Further investigation focused on fine-tuning encoder-only models like BERT and DistilBERT, and decoder-only models such as DistilGPT and Qwen, adapting them for bug report prediction. DistilBERT consistently outperformed other fine-tuned models, achieving a G-measure of 0.51, though still lagging behind the best proprietary model performance.

These results highlight the need for continued research into harnessing the power of LLMs for SBR prediction, particularly in identifying factors that contribute to successful classification and balancing sensitivity with precision to minimise both false positives and missed vulnerabilities. The research team utilised five established datasets, Chromium, Ambari, Wicket, Derby, and Camel, detailed in Table I, each containing bug report features including ID, description, and security status.
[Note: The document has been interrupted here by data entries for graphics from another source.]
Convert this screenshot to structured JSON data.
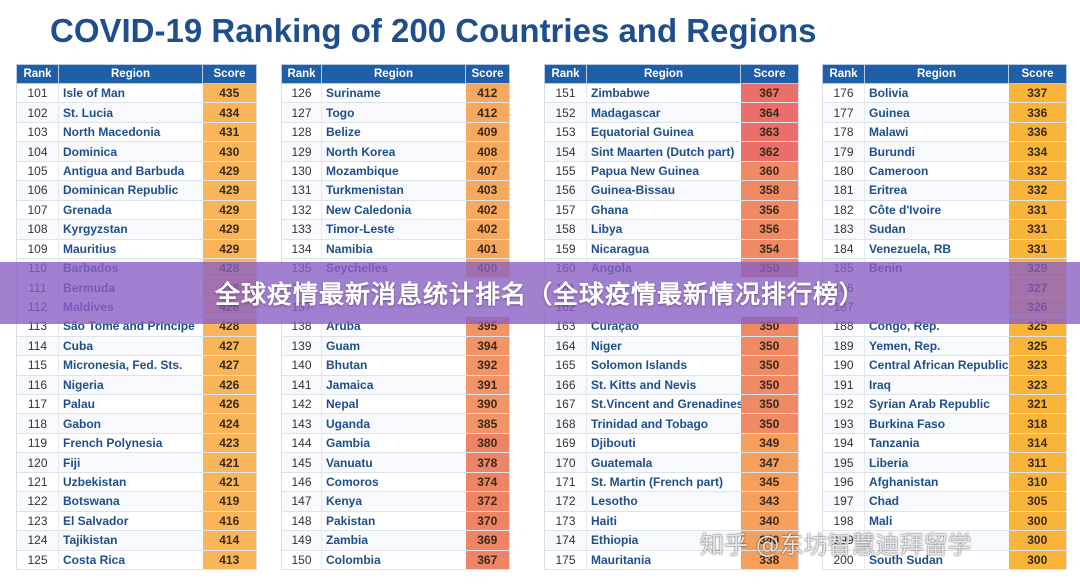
{
  "title": "COVID-19 Ranking of 200 Countries and Regions",
  "banner": "全球疫情最新消息统计排名（全球疫情最新情况排行榜）",
  "watermark": "知乎 @东坊智慧迪拜留学",
  "headers": {
    "rank": "Rank",
    "region": "Region",
    "score": "Score"
  },
  "columns": [
    {
      "rows": [
        {
          "rank": "101",
          "region": "Isle of Man",
          "score": "435"
        },
        {
          "rank": "102",
          "region": "St. Lucia",
          "score": "434"
        },
        {
          "rank": "103",
          "region": "North Macedonia",
          "score": "431"
        },
        {
          "rank": "104",
          "region": "Dominica",
          "score": "430"
        },
        {
          "rank": "105",
          "region": "Antigua and Barbuda",
          "score": "429"
        },
        {
          "rank": "106",
          "region": "Dominican Republic",
          "score": "429"
        },
        {
          "rank": "107",
          "region": "Grenada",
          "score": "429"
        },
        {
          "rank": "108",
          "region": "Kyrgyzstan",
          "score": "429"
        },
        {
          "rank": "109",
          "region": "Mauritius",
          "score": "429"
        },
        {
          "rank": "110",
          "region": "Barbados",
          "score": "428"
        },
        {
          "rank": "111",
          "region": "Bermuda",
          "score": "428"
        },
        {
          "rank": "112",
          "region": "Maldives",
          "score": "428"
        },
        {
          "rank": "113",
          "region": "São Tomé and Príncipe",
          "score": "428"
        },
        {
          "rank": "114",
          "region": "Cuba",
          "score": "427"
        },
        {
          "rank": "115",
          "region": "Micronesia, Fed. Sts.",
          "score": "427"
        },
        {
          "rank": "116",
          "region": "Nigeria",
          "score": "426"
        },
        {
          "rank": "117",
          "region": "Palau",
          "score": "426"
        },
        {
          "rank": "118",
          "region": "Gabon",
          "score": "424"
        },
        {
          "rank": "119",
          "region": "French Polynesia",
          "score": "423"
        },
        {
          "rank": "120",
          "region": "Fiji",
          "score": "421"
        },
        {
          "rank": "121",
          "region": "Uzbekistan",
          "score": "421"
        },
        {
          "rank": "122",
          "region": "Botswana",
          "score": "419"
        },
        {
          "rank": "123",
          "region": "El Salvador",
          "score": "416"
        },
        {
          "rank": "124",
          "region": "Tajikistan",
          "score": "414"
        },
        {
          "rank": "125",
          "region": "Costa Rica",
          "score": "413"
        }
      ]
    },
    {
      "rows": [
        {
          "rank": "126",
          "region": "Suriname",
          "score": "412"
        },
        {
          "rank": "127",
          "region": "Togo",
          "score": "412"
        },
        {
          "rank": "128",
          "region": "Belize",
          "score": "409"
        },
        {
          "rank": "129",
          "region": "North Korea",
          "score": "408"
        },
        {
          "rank": "130",
          "region": "Mozambique",
          "score": "407"
        },
        {
          "rank": "131",
          "region": "Turkmenistan",
          "score": "403"
        },
        {
          "rank": "132",
          "region": "New Caledonia",
          "score": "402"
        },
        {
          "rank": "133",
          "region": "Timor-Leste",
          "score": "402"
        },
        {
          "rank": "134",
          "region": "Namibia",
          "score": "401"
        },
        {
          "rank": "135",
          "region": "Seychelles",
          "score": "400"
        },
        {
          "rank": "136",
          "region": "",
          "score": ""
        },
        {
          "rank": "137",
          "region": "",
          "score": ""
        },
        {
          "rank": "138",
          "region": "Aruba",
          "score": "395"
        },
        {
          "rank": "139",
          "region": "Guam",
          "score": "394"
        },
        {
          "rank": "140",
          "region": "Bhutan",
          "score": "392"
        },
        {
          "rank": "141",
          "region": "Jamaica",
          "score": "391"
        },
        {
          "rank": "142",
          "region": "Nepal",
          "score": "390"
        },
        {
          "rank": "143",
          "region": "Uganda",
          "score": "385"
        },
        {
          "rank": "144",
          "region": "Gambia",
          "score": "380"
        },
        {
          "rank": "145",
          "region": "Vanuatu",
          "score": "378"
        },
        {
          "rank": "146",
          "region": "Comoros",
          "score": "374"
        },
        {
          "rank": "147",
          "region": "Kenya",
          "score": "372"
        },
        {
          "rank": "148",
          "region": "Pakistan",
          "score": "370"
        },
        {
          "rank": "149",
          "region": "Zambia",
          "score": "369"
        },
        {
          "rank": "150",
          "region": "Colombia",
          "score": "367"
        }
      ]
    },
    {
      "rows": [
        {
          "rank": "151",
          "region": "Zimbabwe",
          "score": "367"
        },
        {
          "rank": "152",
          "region": "Madagascar",
          "score": "364"
        },
        {
          "rank": "153",
          "region": "Equatorial Guinea",
          "score": "363"
        },
        {
          "rank": "154",
          "region": "Sint Maarten (Dutch part)",
          "score": "362"
        },
        {
          "rank": "155",
          "region": "Papua New Guinea",
          "score": "360"
        },
        {
          "rank": "156",
          "region": "Guinea-Bissau",
          "score": "358"
        },
        {
          "rank": "157",
          "region": "Ghana",
          "score": "356"
        },
        {
          "rank": "158",
          "region": "Libya",
          "score": "356"
        },
        {
          "rank": "159",
          "region": "Nicaragua",
          "score": "354"
        },
        {
          "rank": "160",
          "region": "Angola",
          "score": "350"
        },
        {
          "rank": "161",
          "region": "",
          "score": ""
        },
        {
          "rank": "162",
          "region": "",
          "score": ""
        },
        {
          "rank": "163",
          "region": "Curaçao",
          "score": "350"
        },
        {
          "rank": "164",
          "region": "Niger",
          "score": "350"
        },
        {
          "rank": "165",
          "region": "Solomon Islands",
          "score": "350"
        },
        {
          "rank": "166",
          "region": "St. Kitts and Nevis",
          "score": "350"
        },
        {
          "rank": "167",
          "region": "St.Vincent and Grenadines",
          "score": "350"
        },
        {
          "rank": "168",
          "region": "Trinidad and Tobago",
          "score": "350"
        },
        {
          "rank": "169",
          "region": "Djibouti",
          "score": "349"
        },
        {
          "rank": "170",
          "region": "Guatemala",
          "score": "347"
        },
        {
          "rank": "171",
          "region": "St. Martin (French part)",
          "score": "345"
        },
        {
          "rank": "172",
          "region": "Lesotho",
          "score": "343"
        },
        {
          "rank": "173",
          "region": "Haiti",
          "score": "340"
        },
        {
          "rank": "174",
          "region": "Ethiopia",
          "score": "340"
        },
        {
          "rank": "175",
          "region": "Mauritania",
          "score": "338"
        }
      ]
    },
    {
      "rows": [
        {
          "rank": "176",
          "region": "Bolivia",
          "score": "337"
        },
        {
          "rank": "177",
          "region": "Guinea",
          "score": "336"
        },
        {
          "rank": "178",
          "region": "Malawi",
          "score": "336"
        },
        {
          "rank": "179",
          "region": "Burundi",
          "score": "334"
        },
        {
          "rank": "180",
          "region": "Cameroon",
          "score": "332"
        },
        {
          "rank": "181",
          "region": "Eritrea",
          "score": "332"
        },
        {
          "rank": "182",
          "region": "Côte d'Ivoire",
          "score": "331"
        },
        {
          "rank": "183",
          "region": "Sudan",
          "score": "331"
        },
        {
          "rank": "184",
          "region": "Venezuela, RB",
          "score": "331"
        },
        {
          "rank": "185",
          "region": "Benin",
          "score": "329"
        },
        {
          "rank": "186",
          "region": "",
          "score": "327"
        },
        {
          "rank": "187",
          "region": "",
          "score": "326"
        },
        {
          "rank": "188",
          "region": "Congo, Rep.",
          "score": "325"
        },
        {
          "rank": "189",
          "region": "Yemen, Rep.",
          "score": "325"
        },
        {
          "rank": "190",
          "region": "Central African Republic",
          "score": "323"
        },
        {
          "rank": "191",
          "region": "Iraq",
          "score": "323"
        },
        {
          "rank": "192",
          "region": "Syrian Arab Republic",
          "score": "321"
        },
        {
          "rank": "193",
          "region": "Burkina Faso",
          "score": "318"
        },
        {
          "rank": "194",
          "region": "Tanzania",
          "score": "314"
        },
        {
          "rank": "195",
          "region": "Liberia",
          "score": "311"
        },
        {
          "rank": "196",
          "region": "Afghanistan",
          "score": "310"
        },
        {
          "rank": "197",
          "region": "Chad",
          "score": "305"
        },
        {
          "rank": "198",
          "region": "Mali",
          "score": "300"
        },
        {
          "rank": "199",
          "region": "",
          "score": "300"
        },
        {
          "rank": "200",
          "region": "South Sudan",
          "score": "300"
        }
      ]
    }
  ]
}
They consolidated bug descriptions and summaries into a single text field for each report, streamlining the input for the LLMs. To address the temporal mismatch common in real-world scenarios, the study pioneered a sequential dataset partitioning method. Each dataset was sorted chronologically and divided into two equal halves; the first half served as the training set, comprising historical bug reports, while the second half constituted the test set, representing future reports.
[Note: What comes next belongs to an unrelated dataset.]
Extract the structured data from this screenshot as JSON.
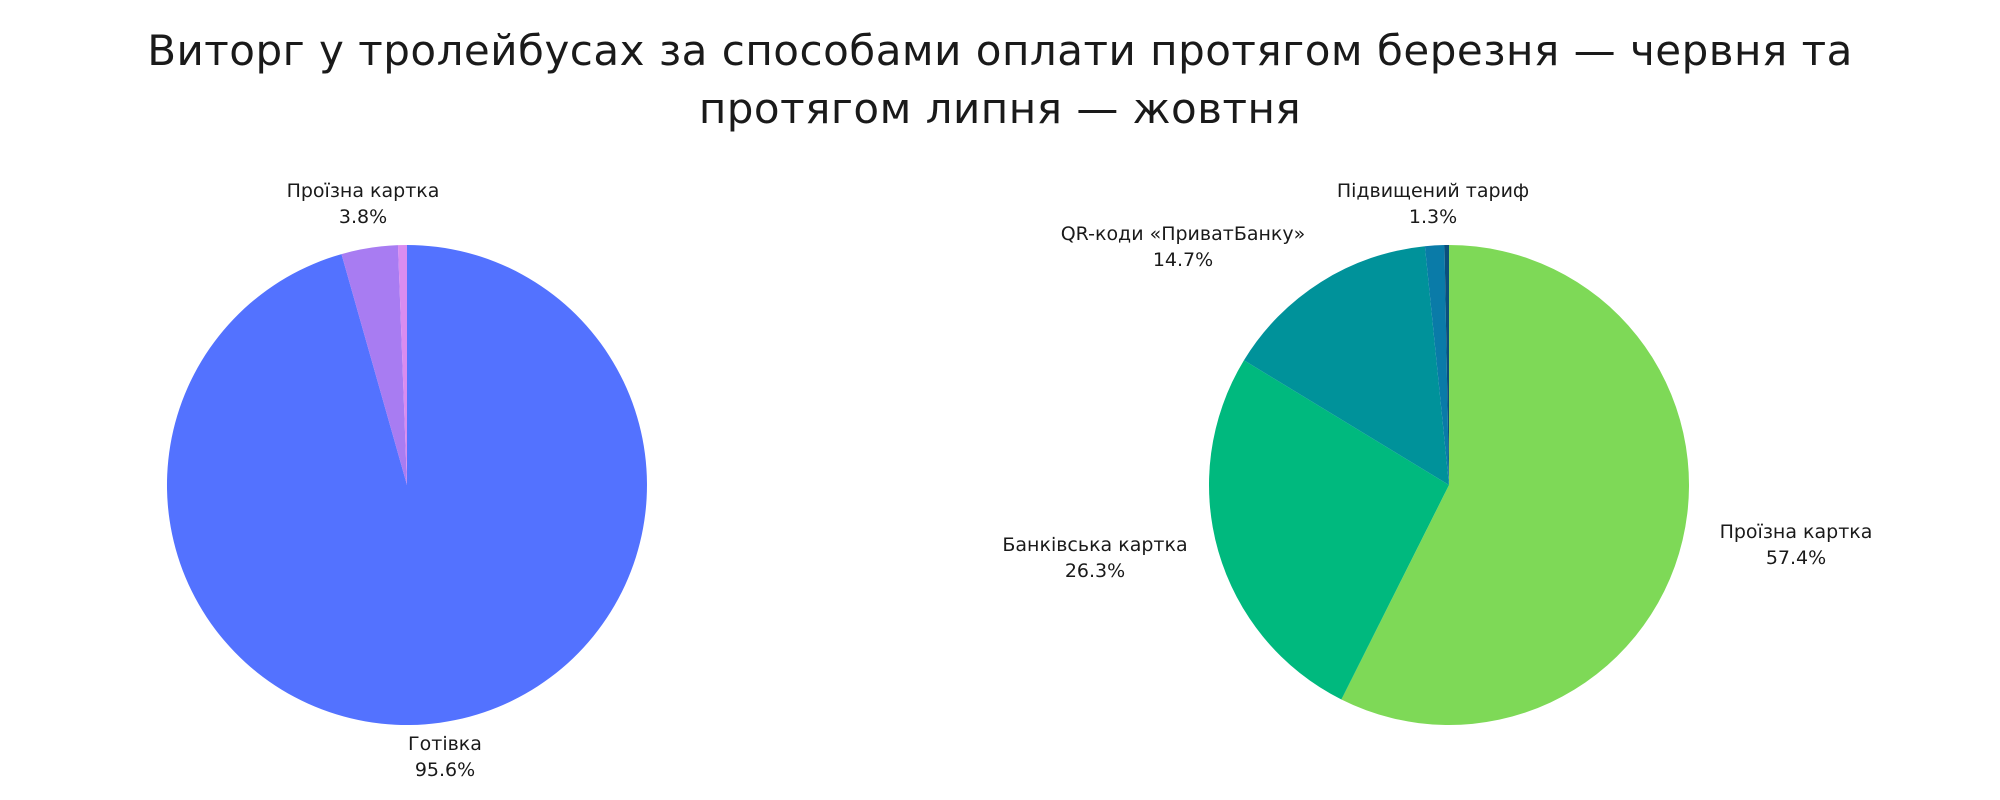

This approach simulates the predictive task more realistically than random train-test splits. Researchers then trained and evaluated both proprietary LLMs and fine-tuned models on this temporally-split data. These results, however, came at the cost of a precision rate of only 22%, indicating a higher false-positive rate.

The work demonstrates a clear trade-off between sensitivity and precision when employing these models for vulnerability mitigation. Experiments revealed that fine-tuned LLMs exhibited contrasting behaviour, attaining a lower overall G-measure of 51% but achieving substantially higher precision of 75%, alongside a reduced recall of 36%.
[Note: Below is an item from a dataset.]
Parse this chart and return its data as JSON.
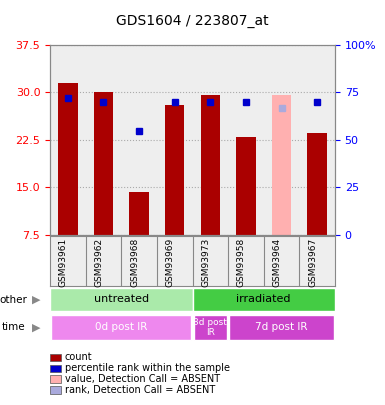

Though requiring an initial investment in model building, inference on the largest dataset with fine-tuned models proved up to 50times faster than with proprietary models. This speed advantage could be crucial for real-time security monitoring and rapid response. Data shows the datasets used in the study comprised varying proportions of security bug reports; for example, the Chromium dataset contained 41,940 bug reports, of which 808 were SBRs.

The team partitioned each dataset chronologically, using the first half for training and the second half for testing to simulate real-world temporal mismatches. Table II details the distribution of SBRs and non-SBRs within the training and testing sets for each project, with Chromium’s training set containing 371 SBRs and 20,599 non-SBRs.

Measurements confirm that the best fine-tuned model achieved 53% higher precision than the proprietary models, while also offering significantly lower inference latency. The study employed Gemini and GPT, accessing them via API for seamless integration and utilising their reasoning capabilities. The study reveals a trade-off between these two approaches, with proprietary models like Gemini achieving a higher G-measure of 77% but exhibiting a substantial false positive rate and increased inference latency.

Conversely, fine-tuned models, such as DistilBERT, demonstrated a lower G-measure of 51% but significantly improved precision of 75%, alongside faster inference speeds, up to 50times quicker than proprietary models. This work highlights the potential of LLMs for SBR prediction, while also demonstrating the contrasting strengths of prompted versus fine-tuned models.

Proprietary models offer higher sensitivity to SBRs, but at a cost, while fine-tuned models prioritise precision and computational efficiency. The authors acknowledge limitations including the dataset-specific nature of optimal parameters and the need for replication across diverse projects to ensure generalizability. Future research should focus on understanding the reasons for the limited performance observed and exploring alternative model variants to further enhance SBR prediction accuracy.